Burrell-McRae, who describes herself as a community builder and collaborator, says she hopes to remind students that their journey has just begun. "Swarthmore students are dedicated, passionate, and eager to make a difference," she says. "I want them to acknowledge the privilege of their Swarthmore education as they continue to think critically and creatively about their individual responsibilities to give back."
As BCC director, Burrell-McRae provides leadership and coordinates all aspects of the Black Cultural Center and its mission. She advises the Swarthmore African Student Society, Students of Caribbean Ancestry, and Swarthmore African Students Association. In addition, she facilitates collaborative relationships and programming with faculty, alumni, campus offices, student organizations, and the surrounding community in ways that support the creation of a diverse and inclusive community.
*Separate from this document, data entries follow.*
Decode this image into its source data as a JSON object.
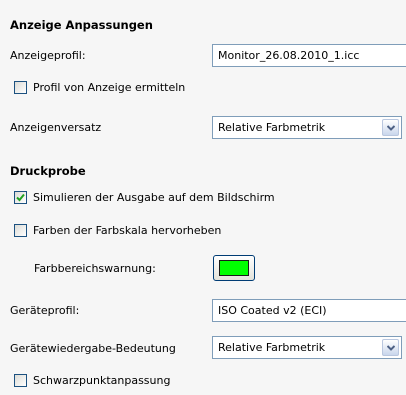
{
  "display": {
    "section_title": "Anzeige Anpassungen",
    "profile_label": "Anzeigeprofil:",
    "profile_value": "Monitor_26.08.2010_1.icc",
    "detect_profile_label": "Profil von Anzeige ermitteln",
    "detect_profile_checked": false,
    "intent_label": "Anzeigenversatz",
    "intent_value": "Relative Farbmetrik"
  },
  "proof": {
    "section_title": "Druckprobe",
    "simulate_label": "Simulieren der Ausgabe auf dem Bildschirm",
    "simulate_checked": true,
    "highlight_gamut_label": "Farben der Farbskala hervorheben",
    "highlight_gamut_checked": false,
    "gamut_warning_label": "Farbbereichswarnung:",
    "gamut_warning_color": "#00ff00",
    "device_profile_label": "Geräteprofil:",
    "device_profile_value": "ISO Coated v2 (ECI)",
    "device_intent_label": "Gerätewiedergabe-Bedeutung",
    "device_intent_value": "Relative Farbmetrik",
    "black_point_label": "Schwarzpunktanpassung",
    "black_point_checked": false
  },
  "icons": {
    "dropdown_arrow": "chevron-down-icon",
    "checkmark": "checkmark-icon"
  },
  "colors": {
    "checkbox_border": "#1c5180",
    "check_mark": "#21a121",
    "field_border": "#7f9db9"
  }
}
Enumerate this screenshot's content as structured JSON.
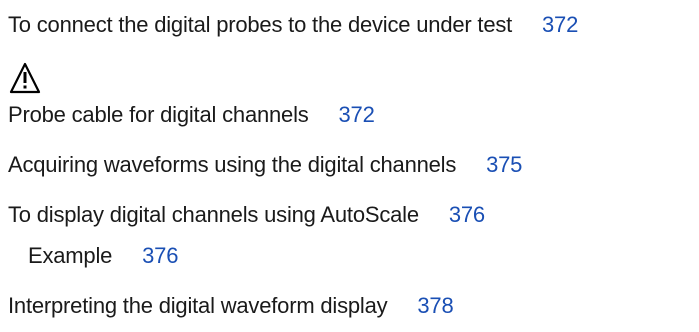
{
  "toc": {
    "entries": [
      {
        "title": "To connect the digital probes to the device under test",
        "page": "372"
      },
      {
        "title": "Probe cable for digital channels",
        "page": "372"
      },
      {
        "title": "Acquiring waveforms using the digital channels",
        "page": "375"
      },
      {
        "title": "To display digital channels using AutoScale",
        "page": "376"
      },
      {
        "title": "Example",
        "page": "376"
      },
      {
        "title": "Interpreting the digital waveform display",
        "page": "378"
      }
    ]
  },
  "icons": {
    "warning": "warning-triangle-icon"
  },
  "colors": {
    "text": "#1a1a1a",
    "page_link": "#1a4fb4"
  }
}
She is also "extremely thrilled" with her responsibilities as the dean of the junior class.
Previously, Burrell-McRae was founding director of Makuu: Black Cultural Center under the Division of University Life at the University of Pennsylvania. She has a Ed.D in higher education with distinction, an M.S.W. in administration and planning, and M.S.Ed. degree in intercultural communication.
"Swarthmore is the epitome of a caring community," she says. "People have been open, honest and have made every effort to connect with me, not just as a colleague but also as a friend. They all want me to succeed. Their encouragement makes me excited to add my contributions to the already beautifully woven fabric created by all who make up this community."